As somebody who has been a part of our industry for quite a long time at this stage, what has really struck me in one respect is a pretty profound change over the last few years. Up through 2007 you’d go to a country and these kinds of issues were of interest and importance to say the Minister of Justice, and the Minister of Culture, and perhaps the Minister of the Economy, but not typically the Prime Minister, or the President, or head of state. And in the last two years that has really changed. I think it changed in part because people saw the way Barack Obama used Internet-based technology to be elected president. But, today Internet issues are really on the agenda for heads of state, that prime ministers want to meet and talk about them.
It was, I thought, very interesting last week when President Hu Jintao visited Washington, D.C. And intellectual property and software was put in the top tier of issues. It was mentioned by every news report ahead of beef as a trade issue. That just wasn’t the case a few years ago. So, I think as we look to the G8 meeting, in fact, it is altogether possible that this greater focus by heads of state on these issues will now become something that presidents and prime ministers increasingly focus on addressing in a more coordinated way. And I think that, too, is just another sign of the times we’re living in, where these issues may become more suitable for common attention and collaboration than they’ve been in the past.

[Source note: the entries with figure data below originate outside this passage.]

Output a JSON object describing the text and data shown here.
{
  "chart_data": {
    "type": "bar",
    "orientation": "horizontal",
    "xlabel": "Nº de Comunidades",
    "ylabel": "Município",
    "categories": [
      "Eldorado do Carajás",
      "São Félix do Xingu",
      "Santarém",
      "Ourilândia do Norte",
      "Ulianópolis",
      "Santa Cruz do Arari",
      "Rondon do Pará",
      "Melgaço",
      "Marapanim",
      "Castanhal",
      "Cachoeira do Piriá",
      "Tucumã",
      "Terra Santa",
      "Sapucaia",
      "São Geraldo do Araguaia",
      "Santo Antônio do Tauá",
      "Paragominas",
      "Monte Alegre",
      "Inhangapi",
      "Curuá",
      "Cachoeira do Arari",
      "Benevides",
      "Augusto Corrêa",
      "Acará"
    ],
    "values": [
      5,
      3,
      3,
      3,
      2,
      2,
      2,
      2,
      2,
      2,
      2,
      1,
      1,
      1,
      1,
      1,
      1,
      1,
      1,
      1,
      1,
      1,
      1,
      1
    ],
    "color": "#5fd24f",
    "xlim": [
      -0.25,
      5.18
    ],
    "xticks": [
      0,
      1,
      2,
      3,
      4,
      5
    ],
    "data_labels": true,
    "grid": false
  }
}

QUESTION: It was a very interesting speech, thank you very much. You focused your attention on the global phenomenon and problem in firms, after that you spoke only on the bilateral solution between, for example, U.S. and Europe, or member states and the European Commission and don’t you hope for a sort of global regulator?

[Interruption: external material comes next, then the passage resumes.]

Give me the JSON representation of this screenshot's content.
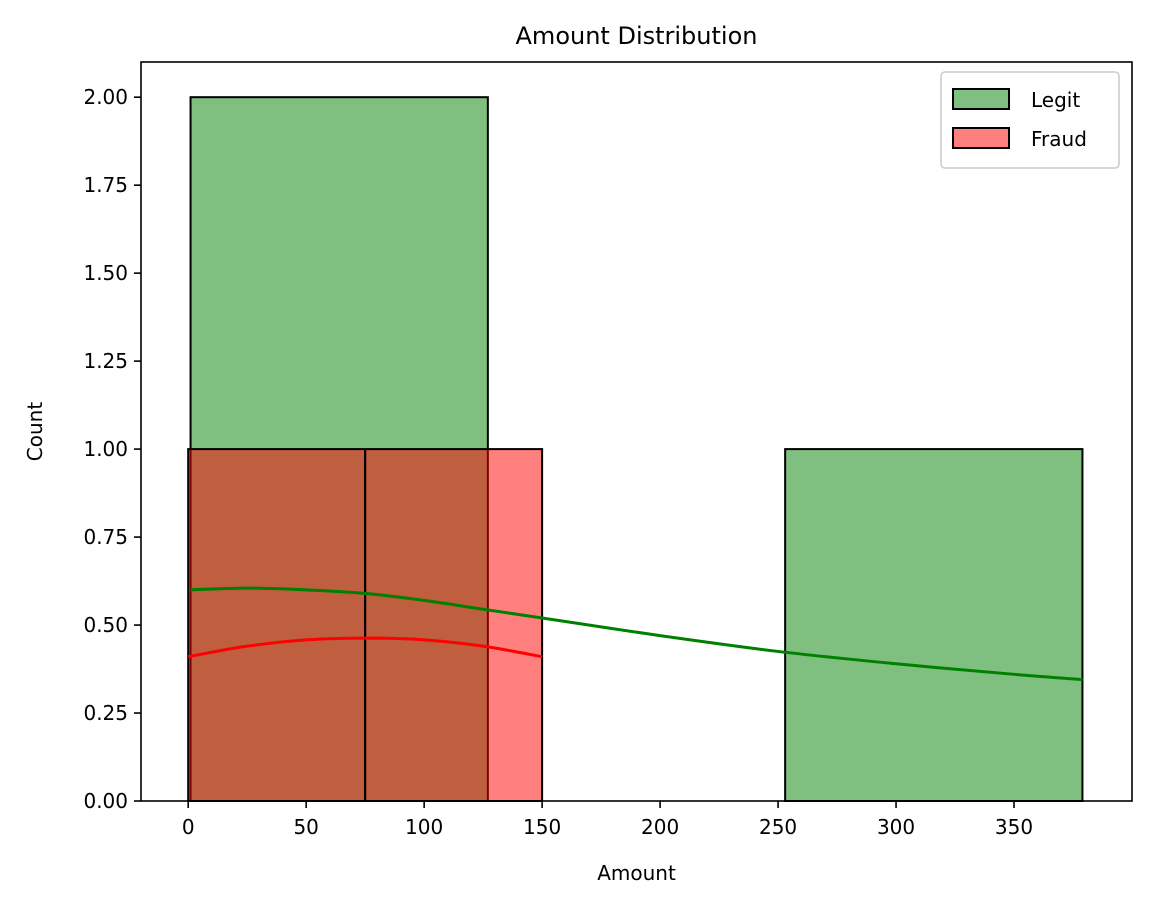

BRAD SMITH: I do think that you raise a very good point. Increasingly we would benefit if there were some global standards, or global principles that could be applied in some of these areas. The question to me is always a pragmatic one. How does one best get from where we are today to a solution that is more global in character? And if I think about how global norms tend to emerge, and ultimately culminate in global agreements, it’s usually more than a one-step process. That doesn’t mean that it will necessary always be that way. But, I think especially if you take an issue like privacy, data protection, on which there has been some substantial attention, especially in Europe, and to a significant degree in North America, I think a strong first step towards more global principles would be some greater collaboration across the Atlantic.
If you look at the countries around the world that have strong data protection laws today, it’s not as long a list as one might think. It certainly starts with Europe. It includes Canada. It includes principally the states in the United States, and in some specialized fields the federal government. And then you look at a country like Australia, a country like Japan, but there isn’t yet that common a foundation on which to build. And so while it might well be good if one could move quickly towards a more global approach, personally I think that a more pragmatic approach would be to take one step across the Atlantic, and then use that to take another step to follow.
OK. Well, thank you again. Thank you. (Applause.)